Впервые отец говорил со мной, как со взрослым. Мне показалось, что это именно тот редкий случай, когда его сердце чуть-чуть обмякло. Я набрался смелости и сказал:
— Я сделаю так, как ты велишь, отец. Но знай, что я люблю учиться. Грамота легко укладывается у меня в голове, я глотаю ее, словно жаждущий воду…
Мои слова, должно быть, произвели на отца некоторое впечатление. Но он ничего не сказал. Только буркнул что-то нечленораздельное, и я не мог понять, что же он думает. А на следующий день, когда мы возвращались с нашего участка в горах, он, остановившись на перевале, окинул взглядом поля внизу и сказал:
— Зачем тебе грамота, когда можно обработать еще столько плодородной земли? Ты что, собираешься стать священником или учителем? А мне нужно, чтоб ты стал умелым торговцем, научился вести дела в городе, чтобы нас не съедали проценты и не обманывали обдиралы-торговцы. Я решил отправить тебя в Смирну именно потому, что ты хорошо соображаешь и глаз у тебя острый.
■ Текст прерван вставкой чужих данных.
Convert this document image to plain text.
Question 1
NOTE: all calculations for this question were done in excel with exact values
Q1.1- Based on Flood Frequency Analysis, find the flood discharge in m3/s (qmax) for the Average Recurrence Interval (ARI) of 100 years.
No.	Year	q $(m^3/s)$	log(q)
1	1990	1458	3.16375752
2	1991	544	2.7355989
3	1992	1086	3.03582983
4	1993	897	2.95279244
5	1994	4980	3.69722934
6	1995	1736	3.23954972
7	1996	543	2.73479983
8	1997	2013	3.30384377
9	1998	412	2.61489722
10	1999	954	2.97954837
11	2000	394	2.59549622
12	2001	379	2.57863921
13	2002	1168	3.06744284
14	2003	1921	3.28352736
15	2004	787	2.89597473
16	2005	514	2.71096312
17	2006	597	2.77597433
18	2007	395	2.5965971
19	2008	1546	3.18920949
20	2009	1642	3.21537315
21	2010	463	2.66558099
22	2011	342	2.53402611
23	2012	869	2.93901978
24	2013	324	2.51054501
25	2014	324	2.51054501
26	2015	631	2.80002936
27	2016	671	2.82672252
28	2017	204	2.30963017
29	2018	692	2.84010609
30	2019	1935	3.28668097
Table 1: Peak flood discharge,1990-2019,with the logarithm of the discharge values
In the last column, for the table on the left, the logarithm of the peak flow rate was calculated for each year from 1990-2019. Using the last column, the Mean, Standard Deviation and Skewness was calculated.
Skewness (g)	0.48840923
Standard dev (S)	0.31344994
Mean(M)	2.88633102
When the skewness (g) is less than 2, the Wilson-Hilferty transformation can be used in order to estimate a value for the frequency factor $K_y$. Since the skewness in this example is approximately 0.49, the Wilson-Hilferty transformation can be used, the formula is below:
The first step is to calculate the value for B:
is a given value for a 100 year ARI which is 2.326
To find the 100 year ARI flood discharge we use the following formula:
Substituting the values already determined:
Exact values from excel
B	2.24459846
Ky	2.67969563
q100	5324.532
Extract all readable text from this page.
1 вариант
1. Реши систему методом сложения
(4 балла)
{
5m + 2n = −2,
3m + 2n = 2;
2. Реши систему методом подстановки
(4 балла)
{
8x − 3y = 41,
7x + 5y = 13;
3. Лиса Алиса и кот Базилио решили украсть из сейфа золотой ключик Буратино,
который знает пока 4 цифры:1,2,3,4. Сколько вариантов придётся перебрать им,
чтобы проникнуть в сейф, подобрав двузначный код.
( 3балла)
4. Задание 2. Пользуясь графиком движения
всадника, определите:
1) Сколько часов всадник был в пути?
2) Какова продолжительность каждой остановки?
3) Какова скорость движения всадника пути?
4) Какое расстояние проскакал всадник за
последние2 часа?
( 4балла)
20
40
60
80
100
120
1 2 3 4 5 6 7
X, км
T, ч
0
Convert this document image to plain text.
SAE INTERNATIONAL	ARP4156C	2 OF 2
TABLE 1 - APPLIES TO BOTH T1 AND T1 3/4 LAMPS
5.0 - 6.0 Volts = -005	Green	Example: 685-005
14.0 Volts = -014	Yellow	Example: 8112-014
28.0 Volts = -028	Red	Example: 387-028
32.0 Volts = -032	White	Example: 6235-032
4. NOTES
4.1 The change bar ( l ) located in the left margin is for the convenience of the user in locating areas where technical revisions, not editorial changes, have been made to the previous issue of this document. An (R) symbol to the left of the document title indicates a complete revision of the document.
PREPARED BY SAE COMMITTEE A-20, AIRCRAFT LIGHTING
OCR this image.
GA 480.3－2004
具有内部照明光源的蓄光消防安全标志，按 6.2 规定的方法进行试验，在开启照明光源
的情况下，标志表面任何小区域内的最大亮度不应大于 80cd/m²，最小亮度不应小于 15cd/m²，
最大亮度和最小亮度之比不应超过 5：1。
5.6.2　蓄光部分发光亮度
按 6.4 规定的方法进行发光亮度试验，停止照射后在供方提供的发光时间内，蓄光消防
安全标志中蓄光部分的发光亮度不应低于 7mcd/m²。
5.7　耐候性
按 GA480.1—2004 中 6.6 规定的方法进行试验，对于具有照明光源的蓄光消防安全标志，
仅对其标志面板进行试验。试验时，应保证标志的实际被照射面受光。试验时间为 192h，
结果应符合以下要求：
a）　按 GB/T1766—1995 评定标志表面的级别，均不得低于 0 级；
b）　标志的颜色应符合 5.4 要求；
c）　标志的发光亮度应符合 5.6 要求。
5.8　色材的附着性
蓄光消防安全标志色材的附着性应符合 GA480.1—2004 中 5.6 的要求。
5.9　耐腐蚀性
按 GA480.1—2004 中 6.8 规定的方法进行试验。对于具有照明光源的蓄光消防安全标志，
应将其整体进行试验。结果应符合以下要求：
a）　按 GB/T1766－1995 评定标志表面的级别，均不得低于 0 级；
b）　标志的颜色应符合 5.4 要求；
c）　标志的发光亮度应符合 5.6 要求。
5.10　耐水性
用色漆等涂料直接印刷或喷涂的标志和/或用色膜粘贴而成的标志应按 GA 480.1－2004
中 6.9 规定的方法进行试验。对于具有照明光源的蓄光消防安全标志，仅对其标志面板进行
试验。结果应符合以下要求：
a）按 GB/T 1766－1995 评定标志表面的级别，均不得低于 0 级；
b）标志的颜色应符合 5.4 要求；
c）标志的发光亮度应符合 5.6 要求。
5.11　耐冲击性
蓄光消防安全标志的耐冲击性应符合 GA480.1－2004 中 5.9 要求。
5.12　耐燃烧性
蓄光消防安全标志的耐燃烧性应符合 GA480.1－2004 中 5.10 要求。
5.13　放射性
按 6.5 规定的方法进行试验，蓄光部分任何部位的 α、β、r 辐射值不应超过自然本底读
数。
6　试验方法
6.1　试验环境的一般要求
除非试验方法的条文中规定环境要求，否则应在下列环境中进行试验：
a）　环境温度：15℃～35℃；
В воскресенье утром отец уехал по делам в Айдын, а я, воспользовавшись его отсутствием, поднялся в горы, чтобы встретиться с Шевкетом и рассказать ему о моем отъезде. С этим пастушком-турчонком нас связывала крепкая дружба. Во время пасхальных каникул, когда я поднимался в горы с овцами, я вовлекал его в самые отчаянные игры. Мы вскарабкивались на почти неприступные вершины, куда не ступала человеческая нога, искали орлиные гнезда и скрытые пещеры, купались в горных речках. Когда разражалась буря и хлестал дождь, мы, словно опьянев от переполнявшего нас чувства восторга, бегали по лесу, подставляя грудь ветру и дождю. Промокнув до нитки, мы прятались в большую пещеру, куда набивались и наши овцы, разводили огонь, сушились, готовили еду. Затем я принимался рисовать перед Шевкетом одну за другой радужные картины: как я беру его с собой на пасху в Кыркындже; как он радуется, глядя на свечи, сверкающие в ночи, словно звезды; как слушает «Христос воскресе», мелодичный перезвон колоколов; как стреляет по обычаю из детского пистолета; как за одним столом с нами ест пахучие чуреки [5], испеченные матерью.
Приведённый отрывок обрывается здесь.